The benchmark December cotton contract on ICE Futures US fell 1.46 cents, or 1.7 percent, to settle at 83.18 cents per lb.
Last week, the third-month contract registered its steepest down week in a year.
Global equities and commodities markets posted losses on concern that the US Federal Reserve would scale down its monetary stimulus and that a potential slowdown in central bank lending in China would hurt economic growth in the world's leading consumer of many raw materials.
"The market is looking down the road.

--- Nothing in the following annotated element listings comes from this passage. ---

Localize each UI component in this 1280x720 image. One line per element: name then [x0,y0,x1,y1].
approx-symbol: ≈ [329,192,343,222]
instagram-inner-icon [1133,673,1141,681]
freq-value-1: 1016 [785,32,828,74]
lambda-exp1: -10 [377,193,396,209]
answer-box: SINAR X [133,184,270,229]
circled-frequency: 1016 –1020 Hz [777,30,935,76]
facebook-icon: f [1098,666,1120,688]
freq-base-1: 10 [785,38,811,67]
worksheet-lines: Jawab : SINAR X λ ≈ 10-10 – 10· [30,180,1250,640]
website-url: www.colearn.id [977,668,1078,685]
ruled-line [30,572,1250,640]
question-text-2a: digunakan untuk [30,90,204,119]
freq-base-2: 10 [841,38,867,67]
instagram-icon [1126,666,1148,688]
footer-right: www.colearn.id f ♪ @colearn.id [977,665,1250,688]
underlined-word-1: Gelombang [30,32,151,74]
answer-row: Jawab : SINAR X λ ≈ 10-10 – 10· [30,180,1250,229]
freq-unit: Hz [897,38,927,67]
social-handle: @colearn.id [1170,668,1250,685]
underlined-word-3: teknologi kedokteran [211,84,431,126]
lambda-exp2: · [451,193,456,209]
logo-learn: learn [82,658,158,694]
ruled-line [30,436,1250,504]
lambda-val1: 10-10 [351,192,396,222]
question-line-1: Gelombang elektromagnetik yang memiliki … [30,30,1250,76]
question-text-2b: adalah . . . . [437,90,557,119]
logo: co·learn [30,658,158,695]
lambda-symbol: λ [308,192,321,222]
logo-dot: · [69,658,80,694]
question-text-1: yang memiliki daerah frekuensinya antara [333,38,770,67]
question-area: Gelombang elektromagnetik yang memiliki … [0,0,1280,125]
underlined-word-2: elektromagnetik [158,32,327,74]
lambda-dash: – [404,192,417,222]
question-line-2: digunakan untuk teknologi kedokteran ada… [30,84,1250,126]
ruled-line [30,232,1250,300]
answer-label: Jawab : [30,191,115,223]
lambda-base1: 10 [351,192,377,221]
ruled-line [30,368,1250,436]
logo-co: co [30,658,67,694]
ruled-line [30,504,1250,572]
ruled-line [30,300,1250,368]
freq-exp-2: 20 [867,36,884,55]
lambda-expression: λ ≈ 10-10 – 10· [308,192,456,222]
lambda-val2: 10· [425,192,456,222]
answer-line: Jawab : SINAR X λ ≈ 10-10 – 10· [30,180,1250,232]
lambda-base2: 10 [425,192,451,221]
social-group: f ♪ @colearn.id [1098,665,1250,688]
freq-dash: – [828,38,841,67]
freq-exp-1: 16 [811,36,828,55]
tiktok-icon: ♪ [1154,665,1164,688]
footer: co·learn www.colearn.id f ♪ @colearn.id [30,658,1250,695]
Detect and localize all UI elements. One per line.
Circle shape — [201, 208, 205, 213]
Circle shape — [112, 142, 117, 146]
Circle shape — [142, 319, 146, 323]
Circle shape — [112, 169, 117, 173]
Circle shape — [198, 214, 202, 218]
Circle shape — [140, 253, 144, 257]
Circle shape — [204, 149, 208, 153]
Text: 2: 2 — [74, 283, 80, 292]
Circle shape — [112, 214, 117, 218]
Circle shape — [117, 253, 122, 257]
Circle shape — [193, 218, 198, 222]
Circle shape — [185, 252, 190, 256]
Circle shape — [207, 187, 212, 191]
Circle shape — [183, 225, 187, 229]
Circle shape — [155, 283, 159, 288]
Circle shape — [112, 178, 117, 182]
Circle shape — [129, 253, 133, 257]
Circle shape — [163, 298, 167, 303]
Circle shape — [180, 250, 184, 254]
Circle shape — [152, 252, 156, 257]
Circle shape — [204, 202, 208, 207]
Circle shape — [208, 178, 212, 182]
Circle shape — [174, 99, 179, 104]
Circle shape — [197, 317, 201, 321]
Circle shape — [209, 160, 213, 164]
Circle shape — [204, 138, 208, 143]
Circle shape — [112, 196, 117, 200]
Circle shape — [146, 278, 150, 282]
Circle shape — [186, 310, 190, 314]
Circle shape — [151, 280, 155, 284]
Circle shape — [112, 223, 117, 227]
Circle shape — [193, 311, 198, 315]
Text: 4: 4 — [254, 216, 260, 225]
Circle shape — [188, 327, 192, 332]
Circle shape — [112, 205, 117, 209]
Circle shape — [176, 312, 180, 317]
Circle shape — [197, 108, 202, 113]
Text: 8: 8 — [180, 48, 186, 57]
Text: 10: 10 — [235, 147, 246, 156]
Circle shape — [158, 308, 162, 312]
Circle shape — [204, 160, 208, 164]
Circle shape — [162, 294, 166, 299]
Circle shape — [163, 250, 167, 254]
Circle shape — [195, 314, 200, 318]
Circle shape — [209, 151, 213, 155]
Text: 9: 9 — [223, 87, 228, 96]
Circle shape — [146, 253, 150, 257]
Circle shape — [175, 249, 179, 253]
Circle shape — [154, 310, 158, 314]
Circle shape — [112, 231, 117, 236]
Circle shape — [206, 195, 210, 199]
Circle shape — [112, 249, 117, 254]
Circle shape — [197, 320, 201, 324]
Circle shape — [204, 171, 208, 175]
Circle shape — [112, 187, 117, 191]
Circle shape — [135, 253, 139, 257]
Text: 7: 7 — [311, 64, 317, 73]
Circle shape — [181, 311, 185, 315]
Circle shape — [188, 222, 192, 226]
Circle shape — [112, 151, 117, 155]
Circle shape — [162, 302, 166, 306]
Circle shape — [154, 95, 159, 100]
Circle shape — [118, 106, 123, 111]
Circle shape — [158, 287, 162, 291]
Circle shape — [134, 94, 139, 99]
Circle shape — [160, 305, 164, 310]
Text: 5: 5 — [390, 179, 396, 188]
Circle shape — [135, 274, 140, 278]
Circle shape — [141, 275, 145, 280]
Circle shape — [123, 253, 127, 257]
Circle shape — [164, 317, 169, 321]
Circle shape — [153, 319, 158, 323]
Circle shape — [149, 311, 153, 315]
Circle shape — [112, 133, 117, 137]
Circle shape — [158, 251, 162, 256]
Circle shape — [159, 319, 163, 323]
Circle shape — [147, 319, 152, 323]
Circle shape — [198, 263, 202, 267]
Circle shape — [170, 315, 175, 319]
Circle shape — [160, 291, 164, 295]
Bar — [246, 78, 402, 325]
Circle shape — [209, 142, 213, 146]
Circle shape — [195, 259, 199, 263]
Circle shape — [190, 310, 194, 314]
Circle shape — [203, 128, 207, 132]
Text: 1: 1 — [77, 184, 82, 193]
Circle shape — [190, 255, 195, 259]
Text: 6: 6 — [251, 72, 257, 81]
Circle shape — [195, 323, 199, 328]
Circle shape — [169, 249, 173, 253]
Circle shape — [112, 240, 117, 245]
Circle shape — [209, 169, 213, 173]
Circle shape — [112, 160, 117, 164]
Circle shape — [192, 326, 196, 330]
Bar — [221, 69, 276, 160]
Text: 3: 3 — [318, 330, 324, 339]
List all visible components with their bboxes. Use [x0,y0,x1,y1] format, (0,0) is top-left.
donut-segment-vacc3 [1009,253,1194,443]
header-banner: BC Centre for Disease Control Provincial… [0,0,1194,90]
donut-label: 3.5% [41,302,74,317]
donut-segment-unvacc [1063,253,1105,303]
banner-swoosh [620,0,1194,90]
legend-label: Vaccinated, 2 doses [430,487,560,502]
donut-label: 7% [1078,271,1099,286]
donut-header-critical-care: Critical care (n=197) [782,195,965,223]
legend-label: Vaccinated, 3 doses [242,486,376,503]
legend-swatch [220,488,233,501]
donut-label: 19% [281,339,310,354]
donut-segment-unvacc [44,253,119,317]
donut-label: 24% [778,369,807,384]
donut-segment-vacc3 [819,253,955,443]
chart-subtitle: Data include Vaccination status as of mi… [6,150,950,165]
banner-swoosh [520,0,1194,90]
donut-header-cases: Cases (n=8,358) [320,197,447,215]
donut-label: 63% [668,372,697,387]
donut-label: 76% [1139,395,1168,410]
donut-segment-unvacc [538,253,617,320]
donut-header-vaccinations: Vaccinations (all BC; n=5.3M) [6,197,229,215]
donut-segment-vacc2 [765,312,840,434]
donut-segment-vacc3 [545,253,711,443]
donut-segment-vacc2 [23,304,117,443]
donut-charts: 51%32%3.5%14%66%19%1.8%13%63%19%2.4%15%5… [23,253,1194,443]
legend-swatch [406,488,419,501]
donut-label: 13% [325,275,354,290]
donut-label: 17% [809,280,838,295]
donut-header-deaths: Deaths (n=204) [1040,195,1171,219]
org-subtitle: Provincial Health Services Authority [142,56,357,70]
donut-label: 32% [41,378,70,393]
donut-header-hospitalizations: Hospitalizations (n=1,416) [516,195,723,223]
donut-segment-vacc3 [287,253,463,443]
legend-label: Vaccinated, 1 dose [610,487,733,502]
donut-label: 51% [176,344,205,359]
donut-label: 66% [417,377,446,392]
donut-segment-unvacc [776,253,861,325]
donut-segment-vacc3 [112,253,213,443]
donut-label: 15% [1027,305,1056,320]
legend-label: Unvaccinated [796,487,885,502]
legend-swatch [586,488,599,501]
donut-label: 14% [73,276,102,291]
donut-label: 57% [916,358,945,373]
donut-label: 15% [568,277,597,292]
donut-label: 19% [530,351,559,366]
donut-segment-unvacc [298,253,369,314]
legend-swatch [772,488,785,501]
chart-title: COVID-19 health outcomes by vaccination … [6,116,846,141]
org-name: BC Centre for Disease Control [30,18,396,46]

It sees China getting into trouble and a credit crunch," said Keith Brown, president of commodity firm Keith Brown and Co in Moultrie, Georgia.
Dealers said mill buying has been quiet during the recent slide.
US weekly export sales and global cotton prices have been supported throughout the current crop year by solid demand from China.
Beijing began a stockpiling program in 2011, and China is now forecast to hold more than 60 percent of projected global inventories by the end of the 2013/14 crop year through July 2014.
Prices felt technical pressure after the December contract closed below its 50- and 100-day moving averages on Friday.
The front-month July contract settled down 2.17 cents, or 2.5 percent, at 82.98 cents a lb, as it headed toward expiration on July 9.
The July contract climbed above 90 cents earlier this month as investors boosted their bullish bets in cotton futures and options.
Since then, open interest has dropped as prices have fallen, interpreted as evidence of long liquidation.
Total open interest reached 162,076 contracts on Friday, down 6,951 lots from the previous session, the most recent ICE data showed.
The first notice day for July deliveries showed one brokerage expected to take delivery of 116 contracts worth of cotton, or about 12,000 bales, according to an ICE notice.
That was a small portion of total exchange stocks that reached more than 574,000 bales on Friday, with another 53,000 bales awaiting review by the US Department of Agriculture (USDA), according to the most recent ICE data.
Concerns over short supplies helped drive the surge in July prices this month, but rising exchange stocks have eased some of those concerns.
Dealers eyed a USDA report due on Friday for an updated acreage outlook for the United States, the world's top exporter.
Recent rains in drought-plagued Texas, the top producing state, have improved the 2013/14 crop outlook, dealers said.